Mayınlı arazinin ardından dikenli tellerle çevrili bölgeye ulaşmaktan başka bir şey değildi basın mensuplarının
yolculuğu. Haberi yakalayıp halka sunmaktan söyleyecek sözü olanların kitlelere ulaşabilmesine kadar uzun bir
maraton koşusu. Darbelerden sansüre işsizlikten ayak oyunlarına boğaz tokluğuna çalışmaktan kurtuluşa
uzanan soluksuz gecesi gündüzü belli olmayan bir macera.

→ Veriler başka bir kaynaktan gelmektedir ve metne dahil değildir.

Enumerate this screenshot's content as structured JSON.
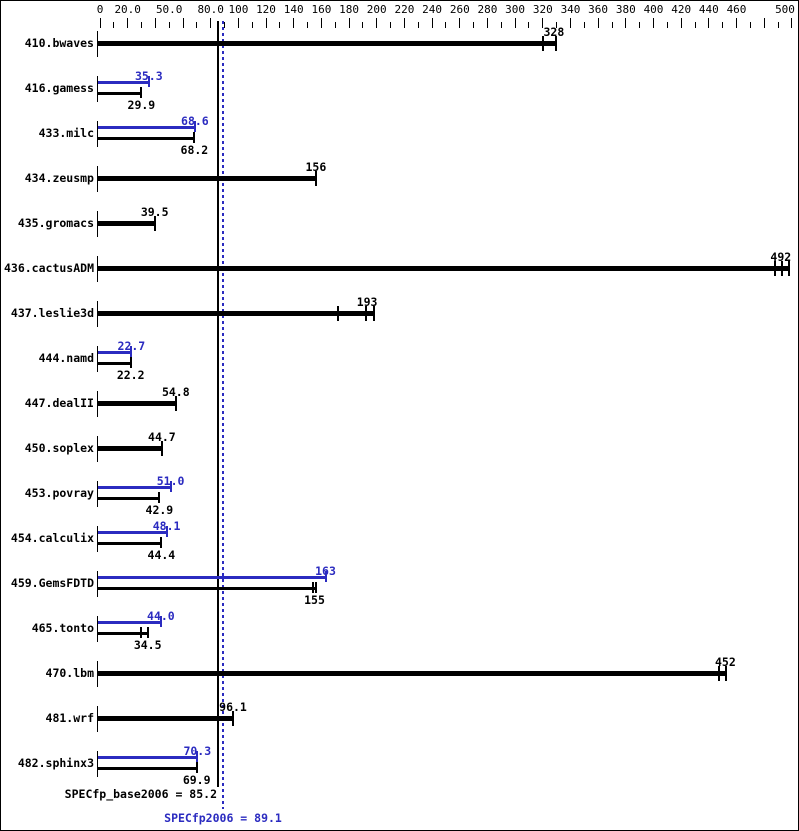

Ve yılların içinden geçerek bu macerada kalmayı başaran her bir basın mensubu diğerlerinin de geçtiği mayınlı
yolu yürüdü dikenli telleri kesip bugüne geldi. Ama yarınlarının garantisi hiç bir zaman olmadı. İşsizliğin
çaresizliğin dehlizlerinden çıkıp Bab-ı Ali'nin Bizans oyunlarının gölgesinde kendi ışıklarını var ettiler. Ve basın
özgürlüğünün sıkça tartışılır hale geldiği bugünlerde; Türkiye'nin önemli köşe yazarları ve gazetecileri kendi
tehlikeli maratonlarını ilk kez iç dünyalarının da kapılarını açarak anlattı...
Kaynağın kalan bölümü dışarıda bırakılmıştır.